# Google Earth



## uptracker (Jul 27, 2004)

I have been trying to get on GE for a while. I even downloaded some software. It just seems to send me through a loop everytime. Any suggestions or links that may help?


----------



## FIJI (May 15, 2003)

a pop up blocker or firewall setting that needs to be changed ?


I just checked and its still working fine for me here


----------



## uptracker (Jul 27, 2004)

Can you give me a link where you personally start from?

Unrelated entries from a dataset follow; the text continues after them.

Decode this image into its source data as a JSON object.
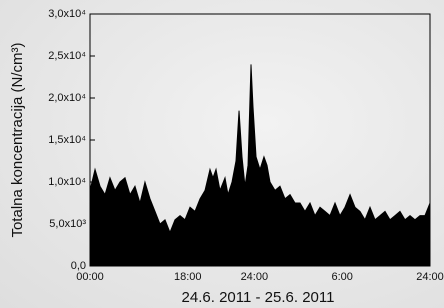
{
  "chart_data": {
    "type": "area",
    "xlabel": "24.6. 2011 - 25.6. 2011",
    "ylabel": "Totalna koncentracija (N/cm³)",
    "color": "#000000",
    "xlim": [
      0,
      48
    ],
    "ylim": [
      0,
      30000
    ],
    "xticks": [
      {
        "value": 0,
        "label": "00:00"
      },
      {
        "value": 13.8,
        "label": "18:00"
      },
      {
        "value": 23.2,
        "label": "24:00"
      },
      {
        "value": 35.6,
        "label": "6:00"
      },
      {
        "value": 48,
        "label": "24:00"
      }
    ],
    "yticks": [
      {
        "value": 0,
        "label": "0,0"
      },
      {
        "value": 5000,
        "label": "5,0x10³"
      },
      {
        "value": 10000,
        "label": "1,0x10⁴"
      },
      {
        "value": 15000,
        "label": "1,5x10⁴"
      },
      {
        "value": 20000,
        "label": "2,0x10⁴"
      },
      {
        "value": 25000,
        "label": "2,5x10⁴"
      },
      {
        "value": 30000,
        "label": "3,0x10⁴"
      }
    ],
    "x": [
      0,
      0.71,
      1.41,
      2.12,
      2.82,
      3.53,
      4.24,
      4.94,
      5.65,
      6.35,
      7.06,
      7.76,
      8.47,
      9.18,
      9.88,
      10.59,
      11.29,
      12,
      12.71,
      13.41,
      14.12,
      14.82,
      15.53,
      16.24,
      16.94,
      17.36,
      17.79,
      18.35,
      19.06,
      19.48,
      20.05,
      20.61,
      21.04,
      21.46,
      21.88,
      22.31,
      22.73,
      23.01,
      23.44,
      24,
      24.56,
      24.99,
      25.41,
      26.12,
      26.82,
      27.53,
      28.24,
      28.94,
      29.65,
      30.35,
      31.06,
      31.76,
      32.47,
      33.18,
      33.88,
      34.59,
      35.29,
      36,
      36.71,
      37.41,
      38.12,
      38.82,
      39.53,
      40.24,
      40.94,
      41.65,
      42.35,
      43.06,
      43.76,
      44.47,
      45.18,
      45.88,
      46.59,
      47.29,
      48
    ],
    "values": [
      9000,
      11500,
      9500,
      8500,
      10500,
      9000,
      10000,
      10500,
      8500,
      9500,
      7500,
      10000,
      8000,
      6500,
      5000,
      5500,
      4000,
      5500,
      6000,
      5500,
      7000,
      6500,
      8000,
      9000,
      11500,
      10500,
      11500,
      9000,
      10500,
      8500,
      10000,
      12500,
      18500,
      13000,
      9500,
      12000,
      24000,
      19000,
      13000,
      11500,
      13000,
      12000,
      10000,
      9000,
      9500,
      8000,
      8500,
      7500,
      7500,
      6500,
      7500,
      6000,
      7000,
      6500,
      6000,
      7500,
      6000,
      7000,
      8500,
      7000,
      6500,
      5500,
      7000,
      5500,
      6000,
      6500,
      5500,
      6000,
      6500,
      5500,
      6000,
      5500,
      6000,
      6000,
      7500
    ]
  }
}
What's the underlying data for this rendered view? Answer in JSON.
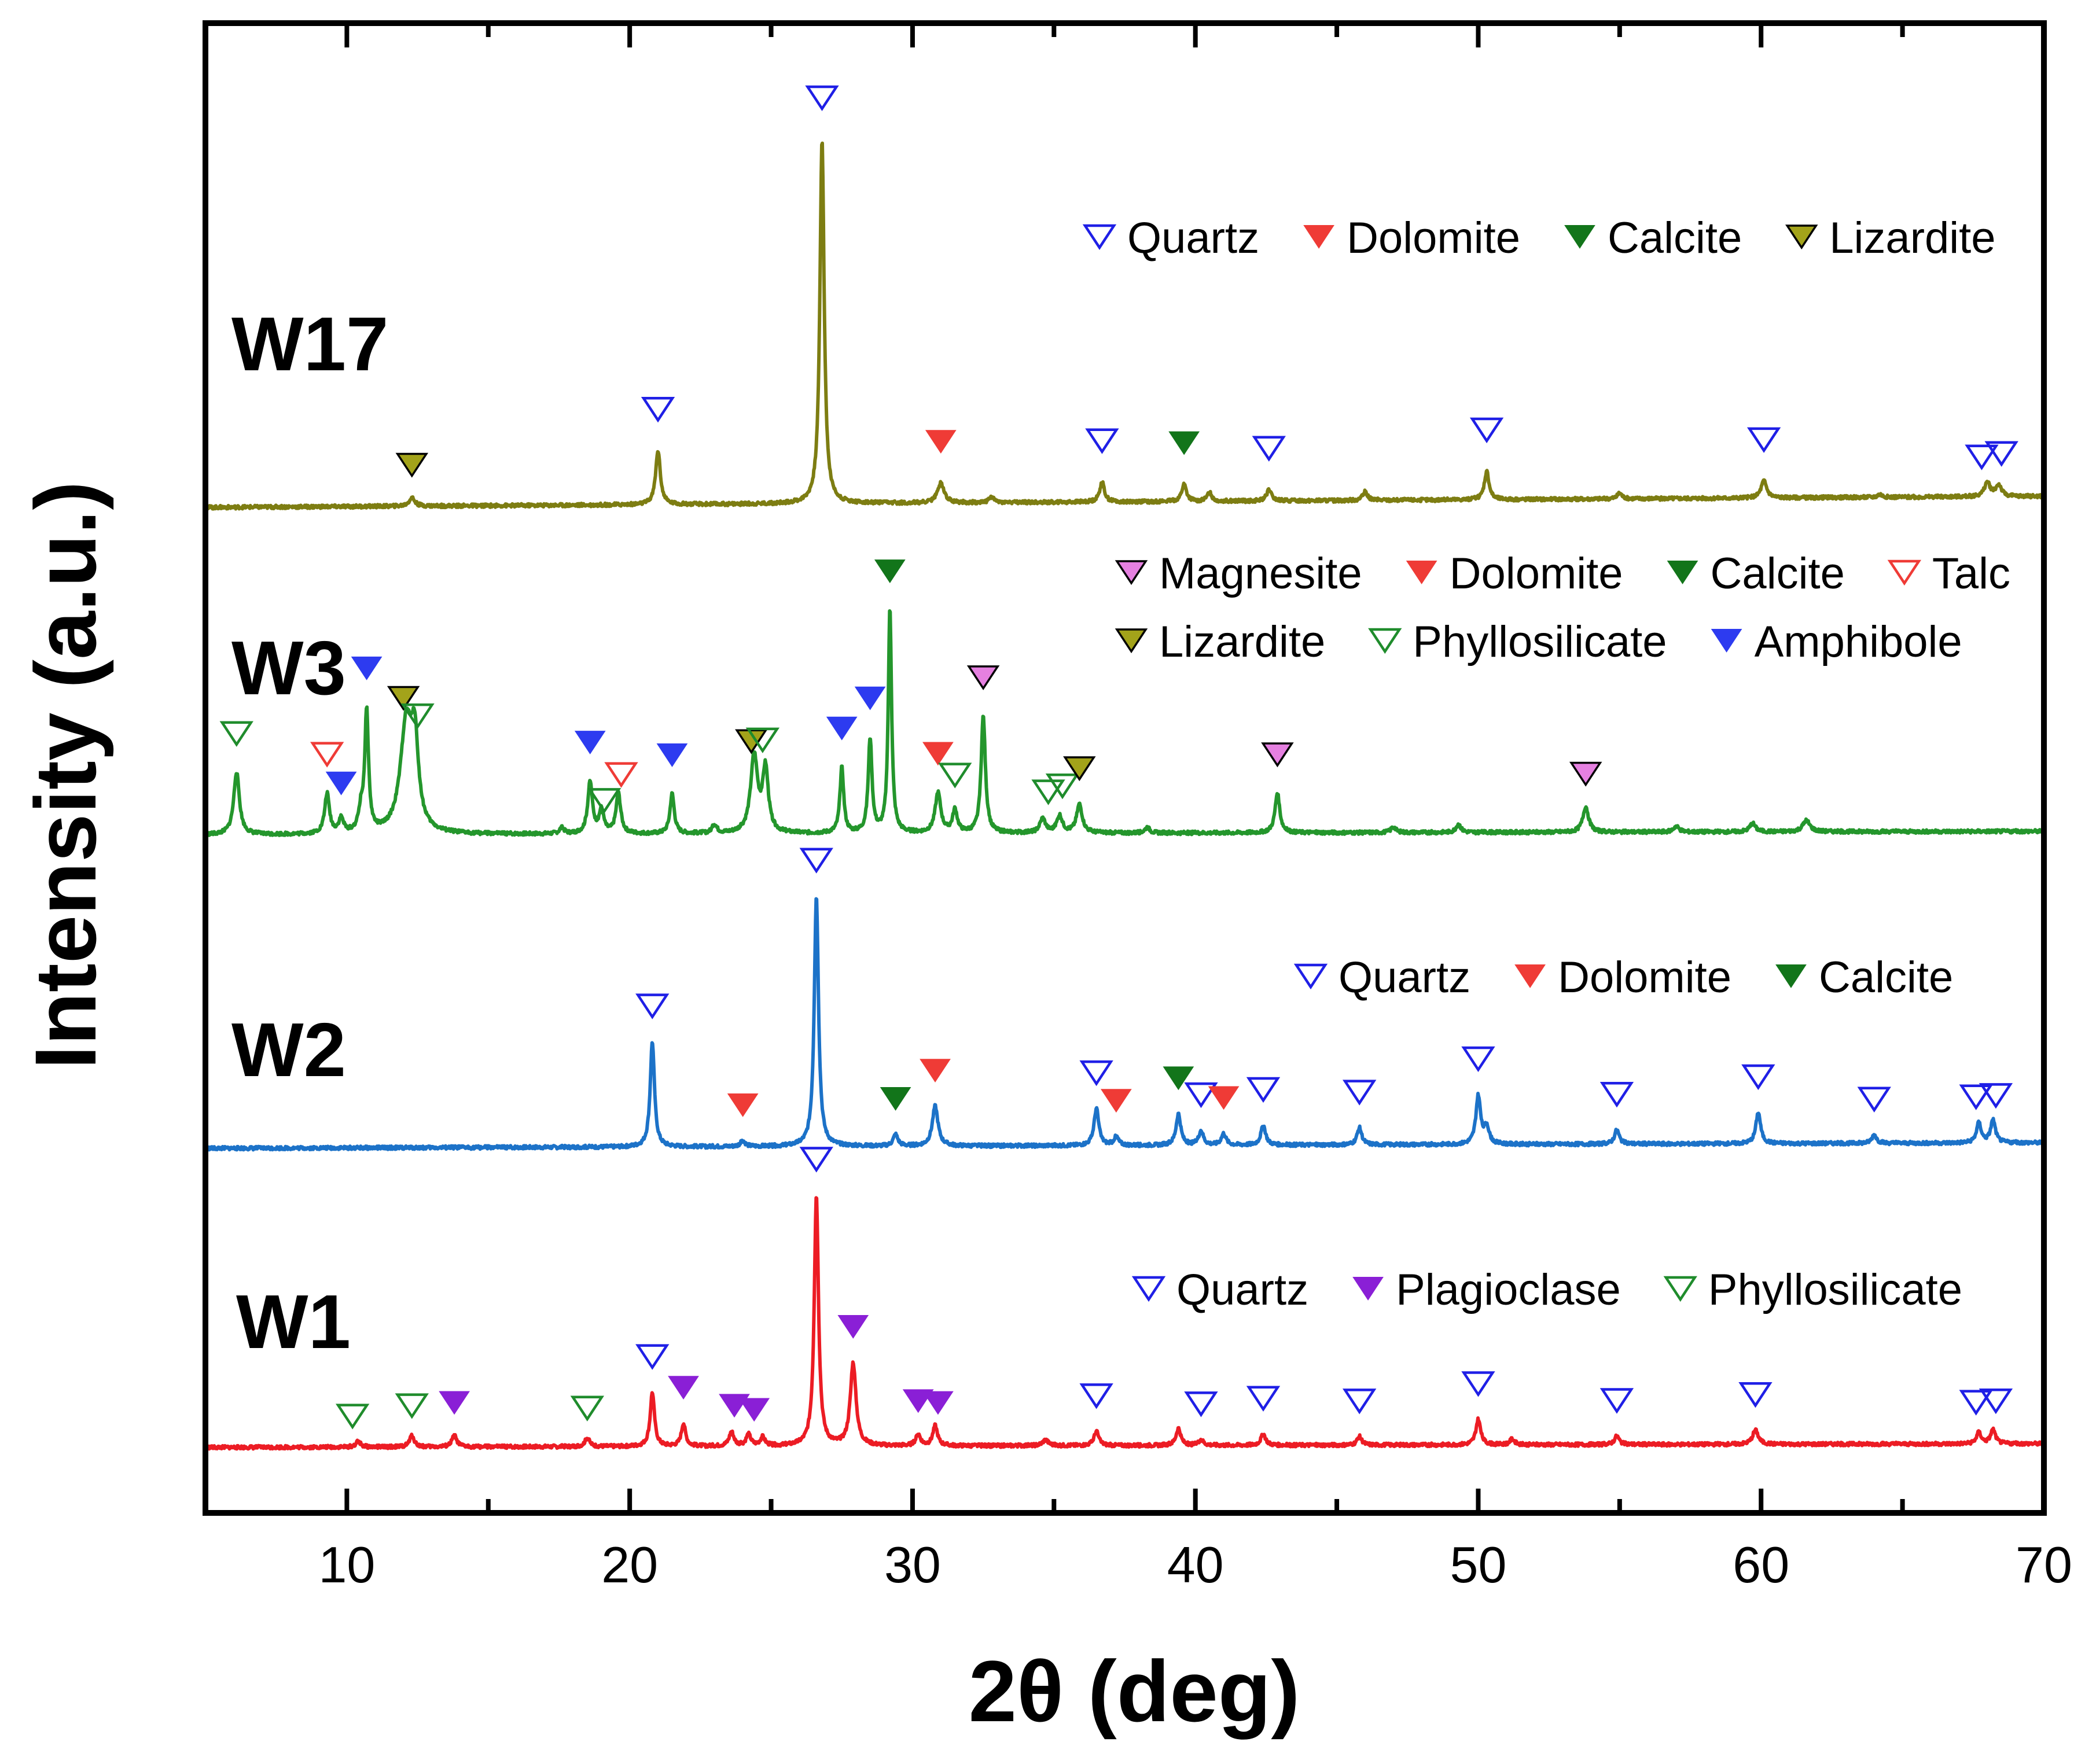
{
  "chart_data": {
    "type": "line",
    "title": "",
    "xlabel": "2θ (deg)",
    "ylabel": "Intensity (a.u.)",
    "xlim": [
      5,
      70
    ],
    "xticks": [
      10,
      20,
      30,
      40,
      50,
      60,
      70
    ],
    "grid": false,
    "colors": {
      "Quartz": "#1f1fe6",
      "Dolomite": "#ef3b36",
      "Calcite": "#12751a",
      "Lizardite": "#a3a31a",
      "Magnesite": "#e580e0",
      "Talc": "#ef3b36",
      "Phyllosilicate": "#1f8c2c",
      "Amphibole": "#2d3bf0",
      "Plagioclase": "#8a1fd6"
    },
    "series": [
      {
        "name": "W17",
        "color": "#7d7d12",
        "baseline": 3.35,
        "slope": 0.0006,
        "peaks": [
          [
            12.3,
            0.03,
            0.12
          ],
          [
            21.0,
            0.19,
            0.1
          ],
          [
            26.8,
            1.28,
            0.09
          ],
          [
            31.0,
            0.07,
            0.14
          ],
          [
            32.8,
            0.02,
            0.1
          ],
          [
            36.7,
            0.07,
            0.1
          ],
          [
            39.6,
            0.06,
            0.1
          ],
          [
            40.5,
            0.03,
            0.1
          ],
          [
            42.6,
            0.04,
            0.1
          ],
          [
            46.0,
            0.03,
            0.1
          ],
          [
            50.3,
            0.1,
            0.1
          ],
          [
            55.0,
            0.02,
            0.1
          ],
          [
            60.1,
            0.06,
            0.12
          ],
          [
            64.2,
            0.01,
            0.1
          ],
          [
            68.0,
            0.05,
            0.12
          ],
          [
            68.4,
            0.04,
            0.12
          ]
        ],
        "markers": [
          {
            "x": 12.3,
            "phase": "Lizardite",
            "lift": 0.06
          },
          {
            "x": 21.0,
            "phase": "Quartz",
            "lift": 0.09
          },
          {
            "x": 26.8,
            "phase": "Quartz",
            "lift": 0.09
          },
          {
            "x": 31.0,
            "phase": "Dolomite",
            "lift": 0.09
          },
          {
            "x": 36.7,
            "phase": "Quartz",
            "lift": 0.09
          },
          {
            "x": 39.6,
            "phase": "Calcite",
            "lift": 0.09
          },
          {
            "x": 42.6,
            "phase": "Quartz",
            "lift": 0.09
          },
          {
            "x": 50.3,
            "phase": "Quartz",
            "lift": 0.09
          },
          {
            "x": 60.1,
            "phase": "Quartz",
            "lift": 0.09
          },
          {
            "x": 67.8,
            "phase": "Quartz",
            "lift": 0.07
          },
          {
            "x": 68.5,
            "phase": "Quartz",
            "lift": 0.07
          }
        ]
      },
      {
        "name": "W3",
        "color": "#24962c",
        "baseline": 2.2,
        "slope": 0.0002,
        "peaks": [
          [
            6.1,
            0.22,
            0.12
          ],
          [
            9.3,
            0.14,
            0.1
          ],
          [
            9.8,
            0.05,
            0.1
          ],
          [
            10.5,
            0.07,
            0.1
          ],
          [
            10.7,
            0.42,
            0.08
          ],
          [
            12.1,
            0.38,
            0.25
          ],
          [
            12.4,
            0.28,
            0.15
          ],
          [
            17.6,
            0.02,
            0.1
          ],
          [
            18.6,
            0.18,
            0.1
          ],
          [
            19.0,
            0.08,
            0.1
          ],
          [
            19.6,
            0.14,
            0.1
          ],
          [
            21.5,
            0.14,
            0.09
          ],
          [
            23.0,
            0.03,
            0.1
          ],
          [
            24.4,
            0.27,
            0.15
          ],
          [
            24.8,
            0.22,
            0.12
          ],
          [
            27.5,
            0.23,
            0.08
          ],
          [
            28.5,
            0.33,
            0.08
          ],
          [
            29.2,
            0.79,
            0.07
          ],
          [
            30.9,
            0.14,
            0.12
          ],
          [
            31.5,
            0.08,
            0.1
          ],
          [
            32.5,
            0.41,
            0.09
          ],
          [
            34.6,
            0.05,
            0.12
          ],
          [
            35.2,
            0.06,
            0.12
          ],
          [
            35.9,
            0.1,
            0.12
          ],
          [
            38.3,
            0.02,
            0.1
          ],
          [
            42.9,
            0.14,
            0.1
          ],
          [
            47.0,
            0.02,
            0.1
          ],
          [
            49.3,
            0.03,
            0.1
          ],
          [
            53.8,
            0.09,
            0.12
          ],
          [
            57.0,
            0.02,
            0.12
          ],
          [
            59.7,
            0.03,
            0.12
          ],
          [
            61.6,
            0.04,
            0.15
          ]
        ],
        "markers": [
          {
            "x": 6.1,
            "phase": "Phyllosilicate",
            "lift": 0.08
          },
          {
            "x": 9.3,
            "phase": "Talc",
            "lift": 0.08
          },
          {
            "x": 9.8,
            "phase": "Amphibole",
            "lift": 0.06
          },
          {
            "x": 10.7,
            "phase": "Amphibole",
            "lift": 0.08
          },
          {
            "x": 12.0,
            "phase": "Lizardite",
            "lift": 0.06
          },
          {
            "x": 12.5,
            "phase": "Phyllosilicate",
            "lift": 0.06
          },
          {
            "x": 18.6,
            "phase": "Amphibole",
            "lift": 0.08
          },
          {
            "x": 19.1,
            "phase": "Phyllosilicate",
            "lift": 0.01
          },
          {
            "x": 19.7,
            "phase": "Talc",
            "lift": 0.08
          },
          {
            "x": 21.5,
            "phase": "Amphibole",
            "lift": 0.08
          },
          {
            "x": 24.3,
            "phase": "Lizardite",
            "lift": 0.07
          },
          {
            "x": 24.7,
            "phase": "Phyllosilicate",
            "lift": 0.09
          },
          {
            "x": 27.5,
            "phase": "Amphibole",
            "lift": 0.08
          },
          {
            "x": 28.5,
            "phase": "Amphibole",
            "lift": 0.08
          },
          {
            "x": 29.2,
            "phase": "Calcite",
            "lift": 0.07
          },
          {
            "x": 30.9,
            "phase": "Dolomite",
            "lift": 0.08
          },
          {
            "x": 31.5,
            "phase": "Phyllosilicate",
            "lift": 0.06
          },
          {
            "x": 32.5,
            "phase": "Magnesite",
            "lift": 0.08
          },
          {
            "x": 34.8,
            "phase": "Phyllosilicate",
            "lift": 0.07
          },
          {
            "x": 35.3,
            "phase": "Phyllosilicate",
            "lift": 0.07
          },
          {
            "x": 35.9,
            "phase": "Lizardite",
            "lift": 0.07
          },
          {
            "x": 42.9,
            "phase": "Magnesite",
            "lift": 0.08
          },
          {
            "x": 53.8,
            "phase": "Magnesite",
            "lift": 0.06
          }
        ]
      },
      {
        "name": "W2",
        "color": "#1c72c8",
        "baseline": 1.1,
        "slope": 0.0003,
        "peaks": [
          [
            20.8,
            0.37,
            0.09
          ],
          [
            24.0,
            0.02,
            0.1
          ],
          [
            26.6,
            0.88,
            0.09
          ],
          [
            29.4,
            0.04,
            0.1
          ],
          [
            30.8,
            0.14,
            0.12
          ],
          [
            36.5,
            0.13,
            0.1
          ],
          [
            37.2,
            0.03,
            0.1
          ],
          [
            39.4,
            0.11,
            0.1
          ],
          [
            40.2,
            0.05,
            0.1
          ],
          [
            41.0,
            0.04,
            0.1
          ],
          [
            42.4,
            0.07,
            0.1
          ],
          [
            45.8,
            0.06,
            0.1
          ],
          [
            50.0,
            0.17,
            0.1
          ],
          [
            50.3,
            0.06,
            0.1
          ],
          [
            54.9,
            0.05,
            0.1
          ],
          [
            59.9,
            0.11,
            0.1
          ],
          [
            64.0,
            0.03,
            0.1
          ],
          [
            67.7,
            0.07,
            0.1
          ],
          [
            68.2,
            0.08,
            0.1
          ]
        ],
        "markers": [
          {
            "x": 20.8,
            "phase": "Quartz",
            "lift": 0.07
          },
          {
            "x": 24.0,
            "phase": "Dolomite",
            "lift": 0.07
          },
          {
            "x": 26.6,
            "phase": "Quartz",
            "lift": 0.07
          },
          {
            "x": 29.4,
            "phase": "Calcite",
            "lift": 0.07
          },
          {
            "x": 30.8,
            "phase": "Dolomite",
            "lift": 0.07
          },
          {
            "x": 36.5,
            "phase": "Quartz",
            "lift": 0.07
          },
          {
            "x": 37.2,
            "phase": "Dolomite",
            "lift": 0.07
          },
          {
            "x": 39.4,
            "phase": "Calcite",
            "lift": 0.07
          },
          {
            "x": 40.2,
            "phase": "Quartz",
            "lift": 0.07
          },
          {
            "x": 41.0,
            "phase": "Dolomite",
            "lift": 0.07
          },
          {
            "x": 42.4,
            "phase": "Quartz",
            "lift": 0.07
          },
          {
            "x": 45.8,
            "phase": "Quartz",
            "lift": 0.07
          },
          {
            "x": 50.0,
            "phase": "Quartz",
            "lift": 0.07
          },
          {
            "x": 54.9,
            "phase": "Quartz",
            "lift": 0.07
          },
          {
            "x": 59.9,
            "phase": "Quartz",
            "lift": 0.07
          },
          {
            "x": 64.0,
            "phase": "Quartz",
            "lift": 0.07
          },
          {
            "x": 67.6,
            "phase": "Quartz",
            "lift": 0.07
          },
          {
            "x": 68.3,
            "phase": "Quartz",
            "lift": 0.07
          }
        ]
      },
      {
        "name": "W1",
        "color": "#ec1c24",
        "baseline": 0.05,
        "slope": 0.0002,
        "peaks": [
          [
            10.4,
            0.02,
            0.1
          ],
          [
            12.3,
            0.04,
            0.1
          ],
          [
            13.8,
            0.04,
            0.1
          ],
          [
            18.5,
            0.03,
            0.1
          ],
          [
            20.8,
            0.19,
            0.09
          ],
          [
            21.9,
            0.08,
            0.09
          ],
          [
            23.6,
            0.05,
            0.1
          ],
          [
            24.2,
            0.04,
            0.1
          ],
          [
            24.7,
            0.03,
            0.1
          ],
          [
            26.6,
            0.88,
            0.09
          ],
          [
            27.9,
            0.29,
            0.12
          ],
          [
            30.2,
            0.04,
            0.1
          ],
          [
            30.8,
            0.07,
            0.1
          ],
          [
            34.7,
            0.02,
            0.12
          ],
          [
            36.5,
            0.05,
            0.1
          ],
          [
            39.4,
            0.06,
            0.1
          ],
          [
            40.2,
            0.02,
            0.1
          ],
          [
            42.4,
            0.04,
            0.1
          ],
          [
            45.8,
            0.03,
            0.1
          ],
          [
            50.0,
            0.09,
            0.1
          ],
          [
            51.2,
            0.02,
            0.1
          ],
          [
            54.9,
            0.03,
            0.1
          ],
          [
            59.8,
            0.05,
            0.12
          ],
          [
            67.7,
            0.04,
            0.1
          ],
          [
            68.2,
            0.05,
            0.1
          ]
        ],
        "markers": [
          {
            "x": 10.2,
            "phase": "Phyllosilicate",
            "lift": 0.05
          },
          {
            "x": 12.3,
            "phase": "Phyllosilicate",
            "lift": 0.05
          },
          {
            "x": 13.8,
            "phase": "Plagioclase",
            "lift": 0.06
          },
          {
            "x": 18.5,
            "phase": "Phyllosilicate",
            "lift": 0.05
          },
          {
            "x": 20.8,
            "phase": "Quartz",
            "lift": 0.07
          },
          {
            "x": 21.9,
            "phase": "Plagioclase",
            "lift": 0.07
          },
          {
            "x": 23.7,
            "phase": "Plagioclase",
            "lift": 0.06
          },
          {
            "x": 24.4,
            "phase": "Plagioclase",
            "lift": 0.06
          },
          {
            "x": 26.6,
            "phase": "Quartz",
            "lift": 0.07
          },
          {
            "x": 27.9,
            "phase": "Plagioclase",
            "lift": 0.07
          },
          {
            "x": 30.2,
            "phase": "Plagioclase",
            "lift": 0.06
          },
          {
            "x": 30.9,
            "phase": "Plagioclase",
            "lift": 0.06
          },
          {
            "x": 36.5,
            "phase": "Quartz",
            "lift": 0.07
          },
          {
            "x": 40.2,
            "phase": "Quartz",
            "lift": 0.07
          },
          {
            "x": 42.4,
            "phase": "Quartz",
            "lift": 0.07
          },
          {
            "x": 45.8,
            "phase": "Quartz",
            "lift": 0.07
          },
          {
            "x": 50.0,
            "phase": "Quartz",
            "lift": 0.07
          },
          {
            "x": 54.9,
            "phase": "Quartz",
            "lift": 0.07
          },
          {
            "x": 59.8,
            "phase": "Quartz",
            "lift": 0.07
          },
          {
            "x": 67.6,
            "phase": "Quartz",
            "lift": 0.07
          },
          {
            "x": 68.3,
            "phase": "Quartz",
            "lift": 0.07
          }
        ]
      }
    ],
    "legends": [
      {
        "series": "W17",
        "rows": [
          [
            "Quartz",
            "Dolomite",
            "Calcite",
            "Lizardite"
          ]
        ]
      },
      {
        "series": "W3",
        "rows": [
          [
            "Magnesite",
            "Dolomite",
            "Calcite",
            "Talc"
          ],
          [
            "Lizardite",
            "Phyllosilicate",
            "Amphibole"
          ]
        ]
      },
      {
        "series": "W2",
        "rows": [
          [
            "Quartz",
            "Dolomite",
            "Calcite"
          ]
        ]
      },
      {
        "series": "W1",
        "rows": [
          [
            "Quartz",
            "Plagioclase",
            "Phyllosilicate"
          ]
        ]
      }
    ]
  }
}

I don't see it being a firewall or pop up blocker. Did you have to download software like I did?


----------



## FIJI (May 15, 2003)

http://earth.google.com/earth4.html


yes, quick d/l and auto set up. Then just click and GO


----------



## hitechman (Feb 25, 2002)

_anything_.com needs to have cookies enabled to work properly. That may be your problem.

Steve


----------



## DANIEL MARK ZAPOLSKI (Sep 23, 2002)

go to your search mode and look for adobe downloads 7 or 8 thats what i did and i got all the goggle stuff for free and the adobe reader. lets see i got googgle task bar / firefox / norton scan / spyware / picasa2 / google screensaver and a few others. when you download and install it all, thats when you get the goggle earth direct x with the lat. long. and elevation on screen. 
or you can go to search mode and look up earth satellite view and click on the www.flashearth.com and have about 7 different choices right on your screen.
just think, if we the people can get this stuff, just think of what our boys and girls in the armed services have!
nuke-em with a smart bomb!


----------